As just one example, PlanetLab.org runs an entire network of open proxies.

http://codeen.cs.princeton.edu/

Because I run a web server with a database that everyone wants to "scrape", I see this kind of rogue spider hiding behind proxy servers that don't read robots.txt and try to hide every day.

I now ban every known -open- proxy IP and aggressively gather lists in order to block access.

However I think his claim that ignoring robots.txt as being "illegal" is unfounded. Civil suits are not the same thing as criminal matters.

In the same paragraph in the letter he both says:

"None of HMS's harvesting source code even mentions the ROBOTS file, let alone obeys it." and

"Yet at least one of the authors of the harvesting system did know about it, since the "RequestDistribution.txt" document in the harvester source code actually contains a reference to the W3C standard for ROBOTS.TXT."

Your honor, I would submit that one or the other of those statements is not true.

And robots.txt is -not- a W3C standard.
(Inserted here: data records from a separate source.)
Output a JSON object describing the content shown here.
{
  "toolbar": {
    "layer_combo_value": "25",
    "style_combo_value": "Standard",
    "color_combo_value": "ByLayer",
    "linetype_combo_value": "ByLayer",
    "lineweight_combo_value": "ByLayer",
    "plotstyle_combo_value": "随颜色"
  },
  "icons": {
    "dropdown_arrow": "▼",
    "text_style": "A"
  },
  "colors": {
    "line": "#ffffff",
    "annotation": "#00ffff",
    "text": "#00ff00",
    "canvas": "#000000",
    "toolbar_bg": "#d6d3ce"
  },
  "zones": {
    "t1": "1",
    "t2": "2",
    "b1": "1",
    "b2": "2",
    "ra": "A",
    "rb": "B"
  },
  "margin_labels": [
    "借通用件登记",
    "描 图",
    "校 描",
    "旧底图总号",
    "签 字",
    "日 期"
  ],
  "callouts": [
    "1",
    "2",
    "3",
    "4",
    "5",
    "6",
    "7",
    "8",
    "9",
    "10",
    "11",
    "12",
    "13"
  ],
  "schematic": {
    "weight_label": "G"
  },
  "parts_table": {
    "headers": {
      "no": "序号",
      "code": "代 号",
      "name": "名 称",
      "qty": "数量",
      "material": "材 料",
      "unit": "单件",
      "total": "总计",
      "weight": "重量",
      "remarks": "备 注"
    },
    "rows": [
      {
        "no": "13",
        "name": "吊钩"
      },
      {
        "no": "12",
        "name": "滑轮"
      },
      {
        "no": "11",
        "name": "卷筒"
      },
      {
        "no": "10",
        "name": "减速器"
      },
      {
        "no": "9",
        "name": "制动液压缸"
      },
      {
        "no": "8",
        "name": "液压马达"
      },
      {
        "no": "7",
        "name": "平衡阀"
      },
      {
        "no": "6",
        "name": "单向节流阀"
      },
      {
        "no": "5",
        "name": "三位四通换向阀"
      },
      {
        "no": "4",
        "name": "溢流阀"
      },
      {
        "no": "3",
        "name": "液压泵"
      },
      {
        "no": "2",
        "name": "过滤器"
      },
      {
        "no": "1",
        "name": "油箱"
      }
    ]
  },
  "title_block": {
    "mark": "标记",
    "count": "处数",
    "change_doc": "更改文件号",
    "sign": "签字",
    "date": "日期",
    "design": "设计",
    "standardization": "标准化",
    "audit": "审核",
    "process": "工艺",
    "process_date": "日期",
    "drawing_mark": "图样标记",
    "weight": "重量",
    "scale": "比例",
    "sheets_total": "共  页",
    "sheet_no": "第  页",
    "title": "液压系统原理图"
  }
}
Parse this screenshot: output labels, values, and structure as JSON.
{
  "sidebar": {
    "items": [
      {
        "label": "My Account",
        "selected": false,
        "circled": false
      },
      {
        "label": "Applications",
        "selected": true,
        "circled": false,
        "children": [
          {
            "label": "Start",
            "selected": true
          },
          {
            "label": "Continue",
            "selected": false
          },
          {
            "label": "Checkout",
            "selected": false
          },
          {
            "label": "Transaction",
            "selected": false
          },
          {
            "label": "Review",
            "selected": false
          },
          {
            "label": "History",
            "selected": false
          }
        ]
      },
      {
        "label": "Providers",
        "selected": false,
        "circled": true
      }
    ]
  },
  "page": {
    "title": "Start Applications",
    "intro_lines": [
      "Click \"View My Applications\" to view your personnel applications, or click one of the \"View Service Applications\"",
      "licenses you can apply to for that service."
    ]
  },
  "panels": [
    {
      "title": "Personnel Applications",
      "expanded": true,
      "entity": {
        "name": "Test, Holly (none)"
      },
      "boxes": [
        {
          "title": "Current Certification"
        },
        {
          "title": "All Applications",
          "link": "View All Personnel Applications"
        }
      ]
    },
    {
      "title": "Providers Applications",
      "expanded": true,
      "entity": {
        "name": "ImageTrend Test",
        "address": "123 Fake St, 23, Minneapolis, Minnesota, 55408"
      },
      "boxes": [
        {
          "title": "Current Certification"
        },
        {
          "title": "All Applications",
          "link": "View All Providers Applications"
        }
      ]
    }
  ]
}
It is a voluntary agreement among web spider authors.

From:
http://www.robotstxt.org/wc/norobots.html

"It is not an official standard backed by a standards body, or owned by any commercial organisation. It is not enforced by anybody, and there no guarantee that all current and future robots will use it. Consider it a common facility the majority of robot authors offer the WWW community to protect WWW server against unwanted accesses by their robots."

If fact, WC3 -explicity- says on their web site that robots.txt is not a compulsary standard:

http://validator.w3.org/docs/checklink#bot

"Note that /robots.txt rules affect only user agents that honor it; it is not a generic method for access control."

If you're going to accuse your employer of illegal activity, you sure better have your facts right.

Re:What an idiot by (negative+video) · 2005-06-30 16:55 · Score: 1 · on Perl's Chip Salzenberg Sued, Home Raided

The cause of action here is not breach of contract but trespass to chattels.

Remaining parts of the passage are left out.